Als sie ihr Ende nahen fühlte, weil der Tod seine kühlen, schwarzen Schwingen über sie legte, ließ Jamila den König rufen, der sofort an ihr Lager eilte und ihre Hand ergriff.

„Geliebter, ich muss gehen, aber lass mich dir versichern, dass du mich zur glücklichsten Frau auf Erden gemacht hast.“

Sie senkte die Lider, hatte kaum die Kraft, weiterzusprechen, und Basim stiegen Tränen in die Augen, derer er sich nicht schämte.

„Und du sollst wissen, dass ich der glücklichste Mann auf Erden war, durch dich an meiner Seite.“

Tiefe Verzweiflung überkam ihn, er presste seine Frau an sich, die leicht und zerbrechlich wie ein Vögelchen war, und schluchzte an ihren Hals: „Jamila! Wie soll ich ohne dich weiterleben? Kein neuer Morgen wird mehr für mich anbrechen, mein Leben wird sein wie eine ewige, dunkle Nacht. Bitte, verlass mich nicht!“

Er weinte bitterlich. Sie strich ihm über die Wange, ihre Stimme war kaum mehr als ein Flüstern, doch voller Zuneigung. „Sei stark. Das Volk und deine Söhne brauchen dich. Vergiss nicht, ein Teil von mir wird in ihnen weiterleben …“

Noch ehe der König antworten konnte, tat sie ihren letzten Atemzug und starb.

Basim tobte, wehklagte und brüllte. Er zerriss seine Gewänder, haderte mit Allah, dem Allmächtigen, und sperrte sich viele Tage in einem dunklen Turm ein, ließ niemanden zu sich, während seine Söhne und Untertanen ohne ihn trauern mussten.

Neben dem Gesang der Klageweiber vernahmen sie ein schauriges Geheul aus dem Turm und beteten zu Allah, hörte es sich doch an, als sei ihr großmütiger Herrscher dem Wahnsinn verfallen oder von einem Dämon besessen.

Erst am Ende des siebten Tages trat endlich Ruhe ein und der König verließ sein Gefängnis. Der Hofstaat hieß ihn willkommen, aber eine erschreckende Verwandlung war mit ihm vorgegangen.
Verschlossen war seine Miene, alle Güte aus seinem Gesicht und Gebaren geflohen, und sein Herz schien so hart geworden, als hätte sich ein steinerner Mantel darum gelegt.

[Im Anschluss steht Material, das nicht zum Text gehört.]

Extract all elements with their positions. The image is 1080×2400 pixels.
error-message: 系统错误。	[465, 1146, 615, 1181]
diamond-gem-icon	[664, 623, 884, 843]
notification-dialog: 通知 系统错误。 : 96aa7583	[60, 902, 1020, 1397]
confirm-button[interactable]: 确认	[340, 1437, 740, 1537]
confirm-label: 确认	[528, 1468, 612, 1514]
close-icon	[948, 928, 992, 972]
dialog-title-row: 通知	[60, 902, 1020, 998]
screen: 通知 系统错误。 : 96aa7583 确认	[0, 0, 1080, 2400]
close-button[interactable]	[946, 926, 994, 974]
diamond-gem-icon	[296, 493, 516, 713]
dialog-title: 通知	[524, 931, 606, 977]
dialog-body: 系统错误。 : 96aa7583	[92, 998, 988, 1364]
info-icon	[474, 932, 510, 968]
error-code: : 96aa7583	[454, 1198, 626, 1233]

Grob stieß er seine Untertanen beiseite, bahnte sich seinen Weg zum Thron, auf dem er Platz nahm. Er ließ sich Unmengen der köstlichsten Speisen, der kostbarsten Gewänder und Geschmeide bringen, doch mäkelte er an allem und ließ das meiste fortwerfen, anstatt es den Armen zu geben, wie es Sitte war und wie er es in früheren Zeiten stets getan hatte.
Bald darauf befahl er, den größten und prächtigsten Palast zu errichten, den Arabien je gesehen hatte, und wies seine Untertanen an, ihre eigentliche Arbeit niederzulegen, um Tag und Nacht an dem Prunkbau zu arbeiten. Wer nicht hart genug schuftete, wurde grausam bestraft.

Die Armen und Bittsteller, die er früher empfangen hatte, um sie zu speisen und sich ihre Sorgen und Nöte anzuhören, ihnen klugen Rat und Hilfe zu geben, ließ er fortjagen. Die Steuern wurden verdoppelt, damit der einst so besonnene Herrscher seiner immer maßloseren Genusssucht frönen konnte.

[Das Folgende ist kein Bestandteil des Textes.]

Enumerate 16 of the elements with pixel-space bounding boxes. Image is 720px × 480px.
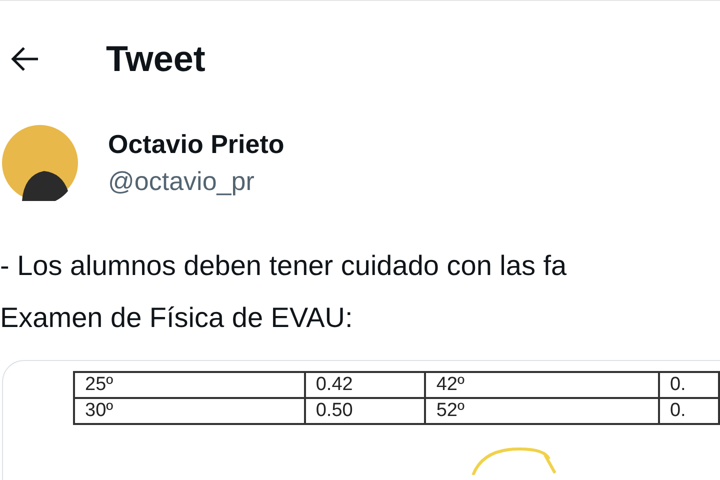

Die beiden älteren Königssöhne, Omar und Fassad, waren anfangs ebenso entsetzt über die Veränderung, die mit dem geliebten Vater vor sich gegangen war, wie der jüngere Taher. Doch lernten sie rasch, des Königs Wohlwollen auf sich zu ziehen, in dem sie ihm nach dem Munde redeten und schmeichelten, ihm fette und süße Köstlichkeiten brachten und sich fein herausputzten, um ihm zu gefallen.

Taher hingegen ritt täglich hinaus, um dem verzweifelten Volk Mut zuzusprechen und Nahrung unter den Ärmsten zu verteilen.

„Wo ist Taher? Warum leistet er mir keine Gesellschaft?“, fragte der König missmutig.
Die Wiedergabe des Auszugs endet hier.